La decisione arriva proprio mentre si stava allestendo il campeggio del movimento No Tav, annunciato in valle per tre giorni «da aderenti al movimento No Tav unitamente ad esponenti dell’ex centro sociale Askatasuna». Gli attivisti hanno ribadito che il programma resta valido e che le iniziative dei prossimi giorni sono confermate. Nel pomeriggio è attesa una conferenza stampa del movimento, ormai in trasferimento verso Venaus.
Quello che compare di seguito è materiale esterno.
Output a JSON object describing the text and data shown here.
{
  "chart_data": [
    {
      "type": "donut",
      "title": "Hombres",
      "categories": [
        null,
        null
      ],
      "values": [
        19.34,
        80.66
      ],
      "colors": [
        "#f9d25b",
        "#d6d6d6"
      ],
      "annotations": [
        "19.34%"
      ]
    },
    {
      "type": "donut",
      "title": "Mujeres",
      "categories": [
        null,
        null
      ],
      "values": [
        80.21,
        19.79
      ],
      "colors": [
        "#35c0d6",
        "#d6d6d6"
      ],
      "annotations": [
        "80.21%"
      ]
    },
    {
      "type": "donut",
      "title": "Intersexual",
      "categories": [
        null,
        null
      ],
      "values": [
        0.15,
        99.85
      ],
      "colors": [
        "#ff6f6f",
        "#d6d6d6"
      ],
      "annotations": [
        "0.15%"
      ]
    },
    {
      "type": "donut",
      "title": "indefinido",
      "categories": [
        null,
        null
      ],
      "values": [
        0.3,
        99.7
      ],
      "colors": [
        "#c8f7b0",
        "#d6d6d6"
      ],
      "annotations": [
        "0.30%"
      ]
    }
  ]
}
Attivisti No Tav spostano il campeggio a Venaus, divieti del prefetto in Val di Susa, immagine di approfondimento

La reazione dei No Tav e il trasferimento del presidio

Dopo l’emissione delle ordinanze, i No Tav hanno organizzato un incontro a Susa, partecipato da una cinquantina di giovani, per decidere le prossime mosse. I rappresentanti del movimento hanno confermato che il campeggio non è stato annullato, ma semplicemente spostato a Venaus, dove non ci sono ancora presidi di polizia. «Ci stiamo spostando a Venaus dove montare tuttx insieme, raggiungeteci!», hanno scritto sui social. Gli organizzatori hanno anche assicurato che le iniziative previste restano valide. Il trasferimento del presidio è avvenuto in modo rapido, con alcune decine di giovani che hanno iniziato a montare le tende a Venaus. A Susa, invece, le aree previste per il campeggio sono state presidiate dalle forze dell’ordine, che hanno schierato reparti antisommossa per controllare l’accesso. Nonostante le misure restrittive, i No Tav hanno ribadito la loro determinazione a proseguire le iniziative, pur modificando la sede del presidio.

La situazione al campeggio è tranquilla, ma le tensioni restano alte.
Il presidente della Repubblica ha espresso preoccupazione per la violenza registrata in Val di Susa.

A Venaus, il montaggio delle tende è partito verso le 12.30, con le prime strutture e alcune amache piazzate da alcune decine di giovani arrivati sul posto, dove secondo Ansa non risultano presenti forze dell’ordine in divisa. Scenario opposto a Susa, dove il presidio avrebbe dovuto svolgersi nelle zone di San Giuliano e Traduerivi: qui, fin dal mattino, sono stati schierati reparti antisommossa a controllare le aree colpite dal divieto del prefetto, reso noto proprio in giornata. Le parole di Mattarella sulla violenza in Val di Susa sono state una risposta ufficiale a quanto avvenuto sabato scorso, definendo «inammissibile» la violenza e «un virus letale per la democrazia». L’interesse per la questione Tav rimane alto, con il movimento No Tav che continua a mobilitarsi, pur modificando le strategie in seguito alle decisioni del prefetto.